Yet I continue to believe, as I always have, that art in all its forms is crucial to our survival as sensitive, complex, caring human beings.
My dear friend Anne Stewart Anderson’s recent award, and her description of the way she sees her work, proves that there is at least one other woman who believes that we artists and writers are even more important than usual, in this time of acute danger.
First, on the personal level: one of the great saving graces of the past thirty years has been the permission given in workshops to women to write their stories.
Inevitably, the old-time literary establishment began to kick up a fuss. Nearly all the published memoirs were by women, at the beginning of this movement, as nearly all the attendees at writing workshops were women.

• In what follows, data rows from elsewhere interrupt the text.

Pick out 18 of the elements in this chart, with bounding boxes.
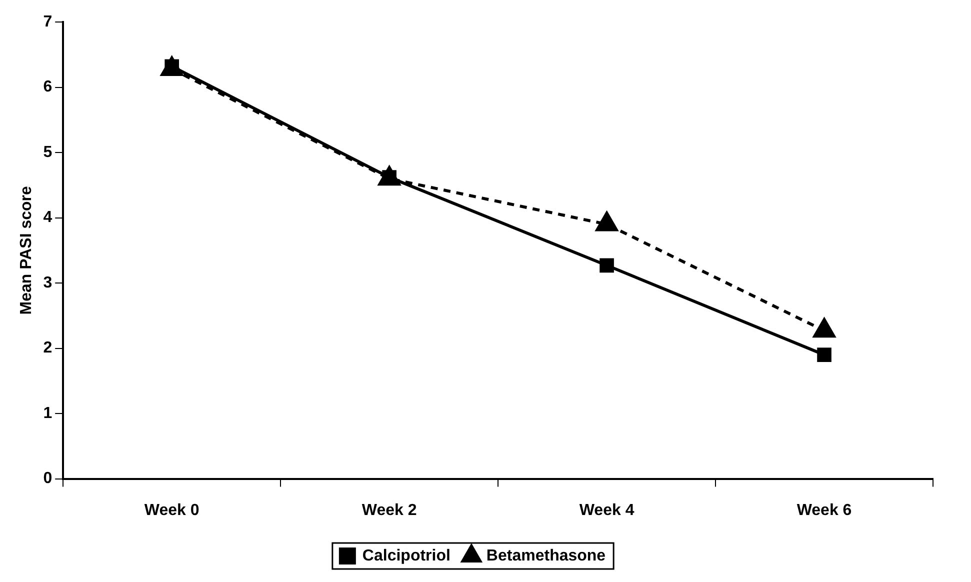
y-tick-label: 2 — [43, 340, 52, 357]
y-tick-label: 1 — [43, 404, 52, 422]
point — [817, 348, 832, 362]
y-axis-title: Mean PASI score — [18, 186, 36, 315]
y-tick-label: 5 — [43, 144, 52, 161]
point — [600, 258, 614, 273]
y-tick-label: 4 — [43, 209, 52, 226]
x-tick-label: Week 4 — [579, 502, 634, 519]
y-tick-label: 3 — [43, 274, 52, 292]
y-tick-label: 7 — [43, 13, 52, 30]
y-tick-label: 0 — [43, 470, 52, 488]
x-tick-label: Week 0 — [144, 502, 200, 519]
legend-label: Calcipotriol — [362, 547, 450, 564]
point — [596, 212, 618, 232]
y-tick-label: 6 — [43, 78, 52, 96]
x-tick-label: Week 6 — [796, 502, 852, 519]
x-tick-label: Week 2 — [362, 502, 417, 519]
legend-label: Betamethasone — [486, 547, 606, 564]
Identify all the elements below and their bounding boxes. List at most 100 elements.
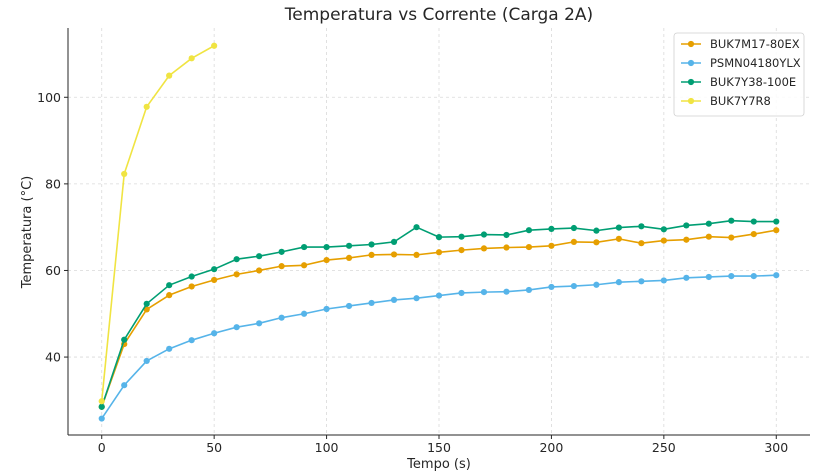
- data-point: [435, 249, 443, 256]
- data-point: [773, 227, 780, 234]
- data-point: [300, 262, 308, 269]
- chart-title: Temperatura vs Corrente (Carga 2A): [284, 5, 593, 25]
- data-point: [660, 277, 667, 284]
- legend-swatch-marker: [687, 78, 695, 86]
- series-PSMN04180YLX: [98, 272, 780, 422]
- data-point: [278, 263, 285, 270]
- x-tick-label: 150: [427, 440, 451, 455]
- data-point: [480, 245, 488, 252]
- data-point: [683, 236, 690, 243]
- data-point: [98, 403, 105, 410]
- data-point: [480, 289, 488, 296]
- data-point: [728, 272, 735, 280]
- data-point: [773, 218, 780, 225]
- data-point: [368, 299, 375, 307]
- legend-frame: [673, 32, 805, 117]
- legend-label: BUK7Y7R8: [710, 94, 771, 108]
- x-tick-label: 200: [539, 440, 563, 455]
- legend-item: BUK7Y38-100E: [681, 75, 796, 89]
- data-point: [188, 337, 195, 344]
- x-tick-label: 0: [98, 440, 106, 455]
- data-point: [615, 279, 622, 286]
- data-point: [570, 238, 578, 245]
- series-BUK7Y38-100E: [98, 217, 780, 410]
- data-point: [98, 398, 105, 405]
- data-point: [773, 272, 780, 279]
- data-point: [121, 336, 128, 343]
- data-point: [728, 217, 735, 224]
- data-point: [525, 286, 533, 294]
- data-point: [368, 251, 375, 258]
- data-point: [211, 42, 218, 49]
- y-tick-label: 100: [37, 90, 61, 105]
- data-point: [121, 382, 128, 389]
- data-point: [390, 296, 398, 304]
- data-point: [638, 223, 645, 230]
- data-point: [548, 242, 555, 249]
- data-point: [121, 170, 128, 178]
- series-line: [100, 45, 215, 402]
- data-point: [188, 273, 195, 280]
- data-point: [143, 103, 150, 110]
- legend-label: BUK7M17-80EX: [710, 37, 800, 51]
- data-point: [750, 272, 757, 280]
- data-point: [525, 227, 533, 234]
- y-axis-label: Temperatura (°C): [20, 176, 35, 289]
- data-point: [480, 231, 488, 238]
- data-point: [458, 247, 465, 254]
- data-point: [435, 292, 443, 299]
- data-point: [278, 248, 285, 255]
- legend-label: BUK7Y38-100E: [710, 75, 796, 89]
- data-point: [300, 243, 308, 251]
- data-point: [166, 292, 173, 299]
- data-point: [705, 220, 712, 227]
- data-point: [413, 224, 420, 231]
- data-point: [638, 240, 645, 247]
- x-tick-label: 100: [315, 440, 339, 455]
- x-tick-label: 250: [652, 440, 676, 455]
- data-point: [570, 224, 578, 232]
- legend: BUK7M17-80EX PSMN04180YLX BUK7Y38-100E BUK7…: [673, 32, 805, 117]
- data-point: [256, 253, 263, 260]
- data-point: [188, 55, 195, 62]
- data-point: [345, 302, 353, 310]
- x-tick-label: 300: [764, 440, 788, 455]
- legend-swatch-marker: [687, 97, 695, 105]
- data-point: [98, 415, 105, 422]
- data-point: [660, 226, 667, 233]
- legend-item: PSMN04180YLX: [681, 56, 801, 70]
- data-point: [503, 231, 510, 239]
- data-point: [458, 289, 465, 297]
- data-point: [615, 224, 622, 231]
- data-point: [660, 237, 667, 244]
- data-point: [143, 357, 150, 365]
- data-point: [256, 267, 263, 274]
- x-tick-label: 50: [206, 440, 222, 455]
- data-point: [345, 242, 353, 249]
- data-point: [345, 254, 353, 262]
- data-point: [728, 234, 735, 241]
- data-point: [705, 233, 712, 240]
- data-point: [368, 241, 375, 248]
- data-point: [593, 227, 600, 234]
- legend-item: BUK7Y7R8: [681, 94, 771, 108]
- data-point: [458, 233, 465, 240]
- data-point: [143, 300, 150, 307]
- data-point: [390, 238, 398, 245]
- data-point: [188, 283, 195, 290]
- data-point: [323, 305, 330, 313]
- data-point: [593, 281, 600, 288]
- data-point: [413, 295, 420, 302]
- data-point: [413, 251, 420, 258]
- data-point: [143, 306, 150, 313]
- data-point: [435, 234, 443, 241]
- y-tick-label: 60: [45, 263, 61, 278]
- data-point: [683, 274, 690, 281]
- data-point: [683, 222, 690, 229]
- data-point: [525, 243, 533, 251]
- series-BUK7Y7R8: [98, 42, 218, 405]
- data-point: [323, 256, 330, 264]
- data-point: [503, 288, 510, 295]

But the critics’ attempt to disqualify journal and memoir as somehow not “serious” went nowhere. We simply have too many readers to be dismissed or ignored.
Then, expanding from the personal to the general, we have the strong coalitions of women forming around organizations like the National Museum of Women in the Arts in Washington, DC, sure to be the goal of pilgrimages during the Million Women March next January 21. Started by an individual woman with her largesse and her collection, it has expanded in four decades to include lively state branches—the one here in Santa Fe is especially vigorous—and a varied and fascinating collection as well as lectures, docent tours, and books.
The Georgia O’Keeffe Museum here in Santa Fe is another proof of the power of our enduring presence as artists, as well as the current exhibit, filling the entire Guggenheim Museum in New York City, of one hundred paintings by Agnes Martin.
We can’t know how many sorrowing women looked, last week, at a painting by a woman or read a poem by a woman and felt at least a little comforted. But the hope is there, and the courageous endurance. We have power, and we have vision, and we will prevail.